Dinosaur Provincial Park

Alberta Parks

2007 Field Report

    Dr. Don BrinkmanHead Curator, Royal Tyrrell Museum of Palaeontology

    The Royal Tyrrell Museum's 2007 fieldwork season in Dinosaur Provincial Park began in July with a workshop. Nearly 30 researchers and students from several museums and universities working on park material met to share their results and visit field localities.

    Dr. David Eberth, Curator of Sedimentology undertook a bone-bed (a mass grave of many individuals, often of the same species) excavation. This site proved to be the first hadrosaur (duck-billed dinosaur) bone-bed documented in the park. His information suggests that like ceratopsians (horned dinosaurs), hadrosaurs had occasional periods when they lived in groups. Dr. Eberth plans to continue with his research of bone-beds in 2008.

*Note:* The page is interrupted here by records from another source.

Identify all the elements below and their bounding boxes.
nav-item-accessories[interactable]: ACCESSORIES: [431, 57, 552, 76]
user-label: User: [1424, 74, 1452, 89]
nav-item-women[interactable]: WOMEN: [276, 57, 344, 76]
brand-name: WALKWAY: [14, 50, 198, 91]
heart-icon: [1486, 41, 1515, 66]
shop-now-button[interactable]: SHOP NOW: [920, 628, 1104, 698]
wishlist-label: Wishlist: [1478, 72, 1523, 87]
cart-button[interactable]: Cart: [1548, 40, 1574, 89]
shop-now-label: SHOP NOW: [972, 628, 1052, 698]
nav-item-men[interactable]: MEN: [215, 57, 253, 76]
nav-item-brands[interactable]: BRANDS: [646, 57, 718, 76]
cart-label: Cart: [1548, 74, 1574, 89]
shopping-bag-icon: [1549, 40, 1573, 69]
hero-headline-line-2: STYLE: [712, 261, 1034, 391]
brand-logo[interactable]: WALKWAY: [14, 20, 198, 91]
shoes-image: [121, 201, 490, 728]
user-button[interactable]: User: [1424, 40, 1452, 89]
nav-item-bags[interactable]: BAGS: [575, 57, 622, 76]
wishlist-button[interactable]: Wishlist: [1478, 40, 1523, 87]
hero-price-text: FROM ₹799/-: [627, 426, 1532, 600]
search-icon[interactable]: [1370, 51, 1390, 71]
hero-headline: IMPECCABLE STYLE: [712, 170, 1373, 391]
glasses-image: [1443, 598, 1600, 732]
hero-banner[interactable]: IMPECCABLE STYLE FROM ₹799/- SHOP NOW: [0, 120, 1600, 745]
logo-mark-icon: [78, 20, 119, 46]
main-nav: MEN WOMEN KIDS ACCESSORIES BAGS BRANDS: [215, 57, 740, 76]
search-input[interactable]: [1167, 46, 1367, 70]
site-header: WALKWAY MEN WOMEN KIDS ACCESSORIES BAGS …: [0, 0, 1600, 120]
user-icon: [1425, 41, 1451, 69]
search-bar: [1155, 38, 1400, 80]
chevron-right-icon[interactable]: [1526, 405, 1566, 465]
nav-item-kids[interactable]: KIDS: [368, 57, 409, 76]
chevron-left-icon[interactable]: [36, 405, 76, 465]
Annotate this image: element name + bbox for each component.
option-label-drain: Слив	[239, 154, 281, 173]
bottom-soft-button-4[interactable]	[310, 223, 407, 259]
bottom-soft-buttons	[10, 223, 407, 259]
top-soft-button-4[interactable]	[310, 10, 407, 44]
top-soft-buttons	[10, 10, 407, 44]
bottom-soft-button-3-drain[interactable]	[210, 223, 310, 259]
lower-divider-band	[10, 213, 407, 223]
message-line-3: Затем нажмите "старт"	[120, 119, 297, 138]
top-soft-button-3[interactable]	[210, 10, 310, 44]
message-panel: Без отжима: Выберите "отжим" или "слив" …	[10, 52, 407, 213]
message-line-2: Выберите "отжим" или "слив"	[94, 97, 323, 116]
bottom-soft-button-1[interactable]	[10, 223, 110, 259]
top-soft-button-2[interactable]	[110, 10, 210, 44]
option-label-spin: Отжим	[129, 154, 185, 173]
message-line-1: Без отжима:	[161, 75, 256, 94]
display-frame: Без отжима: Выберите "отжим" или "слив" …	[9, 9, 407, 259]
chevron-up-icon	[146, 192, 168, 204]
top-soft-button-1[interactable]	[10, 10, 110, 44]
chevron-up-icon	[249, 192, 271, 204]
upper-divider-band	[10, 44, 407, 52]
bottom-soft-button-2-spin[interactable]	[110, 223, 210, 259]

    Dr. Don Brinkman continued surveying in the park for three weeks in July. His focus was vertebrate microfossil sites and turtle specimens. Good examples of both were located, allowing for further field and lab studies.

    Dr. Don Henderson, dinosaur palaeontologist at the museum, spent July and part of August in the park. A result of his work was the collection of a partial skull of Parasaurolophus, a hadrosaur with an elaborate hollow cranial crest protruding from the back of its skull. This rare specimen is only the second skull of this type of hadrosaur collected from the park.

    Palaeontological surveys of Dinosaur Park will continue this summer, and with the high rate of erosion and the rich fossil record, we anticipate further exceptional discoveries in 2008.